Aberystwyth mon amour ist ein mit typisch britischem Humor gespickter Roman. Schnell merkt man, dass der Kriminalfall und der gesamte Hintergrund komplett hirnrissig sind und eigentlich nur den Hintergrund bieten, um die abstrusen und jener gewissen Komik nicht entbehrenden Ideen des Autors zu transportieren. Dabei sind die Druiden, ihre Hohepriester und Meisterzauberer, und ein wahnwitziger Bau einer Arche noch das geringste Übel. Besonders gelungen sind die Beschreibungen Pickels, der den Glockenturm am Rathaus bewohnt (Quasimodo lässt grüßen), oder Ma Evans', die zwar bestreitet eine Hexe zu sein, bei der man aber Kräutermischungen und Flüche kaufen kann und die auch schon mal einen Besen auf Aerodynamik im Windkanal testet.

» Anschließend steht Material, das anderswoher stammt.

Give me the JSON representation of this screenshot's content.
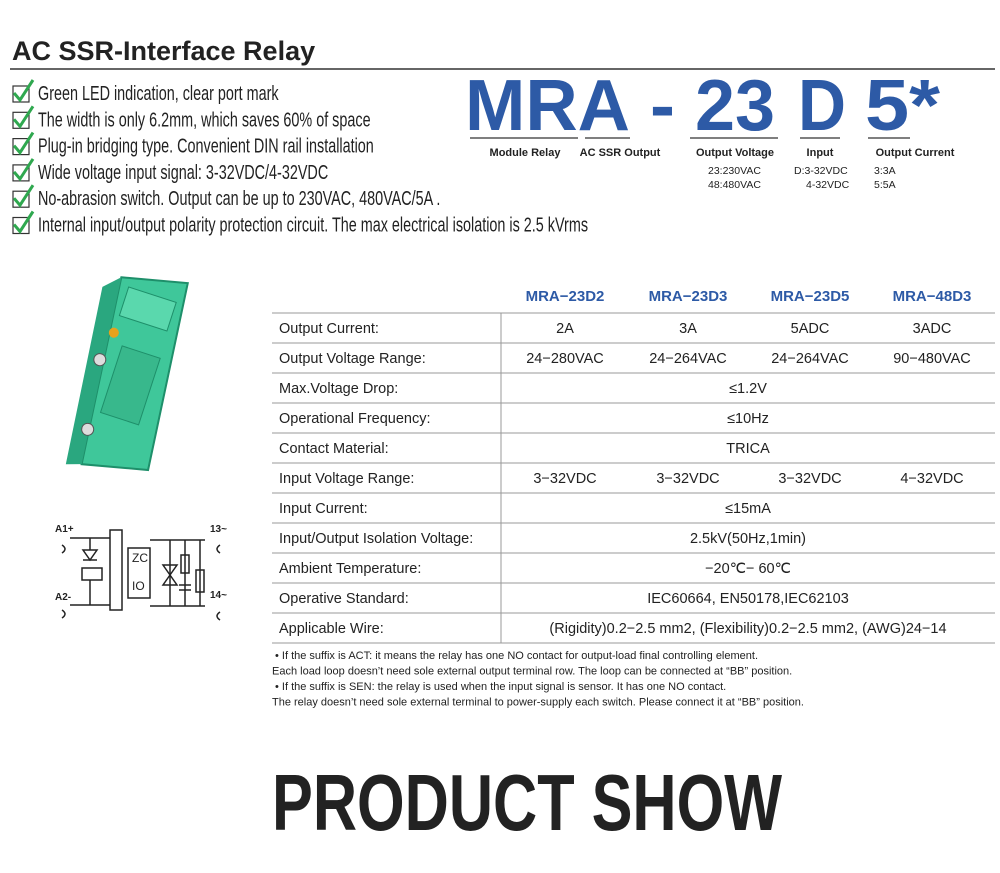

Detektiv wider jeglicher Vernunft
Autor Malcolm Pryce lebt seit Anfang der 90er Jahre nicht mehr in Wales. Zur Zeit ist Bangkok, Thailand, sein Zuhause. Es muss ihn aber eine unermesslich große romantische Ader getrieben haben, einen derart farbenfrohen, schrillen und quiekendkomischen Roman über die Stadt seiner Jugend zu schreiben. Wie er selber zugibt, treibt ihn dabei nicht die detailgetreue Beschreibung der walisischen Provinz, sondern seine Erzählungen leben von vielen hinzu erfundenen, örtlichen Begebenheiten. Figuren und Nebenhandlungen sprühen vor bitterer Ironie und derbem Sarkasmus. Seine Position in der funny-crimes Reihe des Shayol-Verlages ist somit natürlich mehr als gerechtfertigt und die Tatsache, dass es in England bereits drei Nachfolgeromane gibt, wird alle aufhorchen lassen, die sich spontan in Louie Knight verlieben.
Aberystwyth mon amour ist erfrischend anders und erfrischend gut. In England hat Malcolm Pryce mit seiner Reihe und seinem Konzept guten Erfolg. In Deutschland hält sich die Fangemeinde des britischen Humors jedoch immer noch in Grenzen. Insofern muss ganz klar gesagt werden, dass den Leser hier keinesfalls Mainstream erwartet. Auf den ganz eigenen Charme eines sozusagen vernunftlosen Ermittlers Louie Knight muss man sich erst einmal einlassen, bevor einen das Fieber packen kann. Es gilt die Warnung vor spontanen Schmunzel- und Lachattacken.